For that reason, Anglian Water has teamed up with Conservation K9 Consultancy, who train wildlife detection dogs, to make sure their work doesn’t harm the cute creatures. 


Highly trained, and accompanied by their handlers Louise Wilson and Willow West, when Hetty, a cocker spaniel, and cocker spaniel labrador cross Rex, detect water vole habitat they sit down. 


Ecologist Andrew Weston, from the team delivering the new water main grid, said: “Maintaining good-quality habitat is key to ensuring water voles thrive. 

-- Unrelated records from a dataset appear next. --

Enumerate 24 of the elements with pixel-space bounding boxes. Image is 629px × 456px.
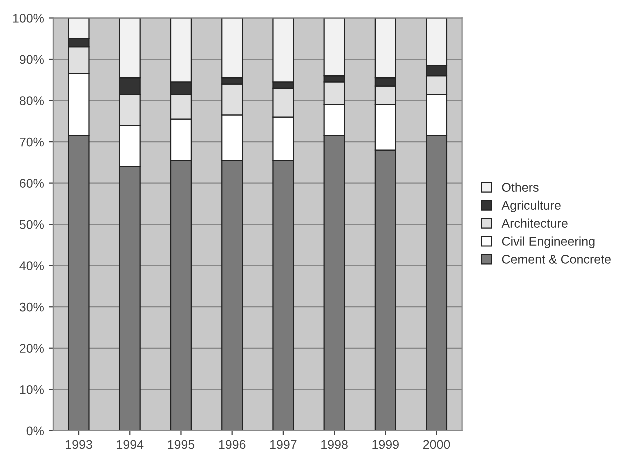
- x-tick-label: 1997: [270, 440, 297, 450]
- x-tick-label: 2000: [423, 440, 450, 450]
- legend-label: Architecture: [502, 218, 568, 228]
- y-tick-label: 60%: [20, 179, 44, 188]
- x-tick-label: 1998: [322, 440, 348, 450]
- legend-label: Others: [502, 182, 539, 192]
- y-tick-label: 50%: [20, 220, 44, 230]
- x-tick-label: 1995: [168, 440, 195, 450]
- y-tick-label: 90%: [20, 55, 44, 64]
- y-tick-label: 0%: [26, 426, 44, 436]
- y-tick-label: 70%: [20, 138, 44, 147]
- y-tick-label: 80%: [20, 96, 44, 106]
- legend-label: Agriculture: [502, 200, 561, 212]
- legend-label: Cement & Concrete: [502, 255, 611, 264]
- y-tick-label: 20%: [20, 344, 44, 354]
- x-tick-label: 1999: [372, 440, 399, 450]
- y-tick-label: 100%: [13, 14, 44, 23]
- y-tick-label: 10%: [20, 385, 44, 394]
- y-tick-label: 40%: [20, 262, 44, 270]
- y-tick-label: 30%: [20, 302, 44, 312]
- x-tick-label: 1996: [219, 440, 246, 450]
- legend-label: Civil Engineering: [502, 236, 595, 248]
- x-tick-label: 1993: [66, 440, 92, 450]
- x-tick-label: 1994: [117, 440, 144, 450]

“Hetty and Rex are the ‘Sherlock Bones’ duo of our team. Their exceptional sense of smell helps our team of ecologists to detect water voles, or to rule out the presence of the animals, before we start any of our pipelaying work. Where we do find them, we’ll take steps to make sure our work doesn’t harm them.  


“As well as delivering a much-needed network of water pipelines, we’re committed to maintaining rich, diverse, environmentally-friendly landscapes in the areas we work, and in doing so helping water voles – and all other animals – to thrive across our region.” 


Water voles are often mistaken for rats but there are distinctive differences. The water vole has a rounded muzzle and ears mostly hidden in the fur while rats have pointed faces, obvious ears, and large eyes and a long, hairless tail.  


They were once common across the UK but have vanished from many locations due to the loss of their natural habit and the introduction of American mink, which prey on water voles. 


Both Hetty, seven and Rex, two, are rescue dogs. 


Louise, who is also the founder of Conservation K9 Consultancy, said a dog’s sense of smell is at least 100,000 times more sensitive than a human. 


She said: “The use of dogs to help with conservation is more common in other parts of world than in the UK - but when it comes to detecting animals, dogs are quicker than humans and have less impact on the environment. 


“We train Hetty and Rex, and all our other dogs, to detect wildlife in the same way the police dogs are trained to detect bombs and drugs, allowing organisations like Anglian Water to protect wildlife, ecology and biodiversity.”  


The water company’s new water main network – hundreds of kilometres of underground, interconnecting pipelines, stretching from North Lincolnshire to Essex – will move water from wetter to drier areas of the region.  


Without it, parts of the east of England could run dry by 2030.  


But Anglian Water are also committed to leaving a long-lasting green and social legacy along the route of the new grid.  


The water company has donated 2,000 books to 11 primary schools along the pipeline route, built special 'navigation' fences to help bats, placed dozens of boxes for barn owls and donated a life-saving defibrillator.  

James Cowley, who is overseeing the construction of the new network between Peterborough and Downham Market, said last summer’s unprecedented heatwave highlighted the need for the water company’s work: "The east of England is one of the driest regions in the UK and has a rapidly growing population, which is why we've spent many years developing and now implementing our plans to combat water shortages and increase resilience.   


“Simply put, without the new water main grid, demand for water could outstrip supply in parts of the east of England as soon as 2030.  


“The importance of our work really cannot be underestimated.”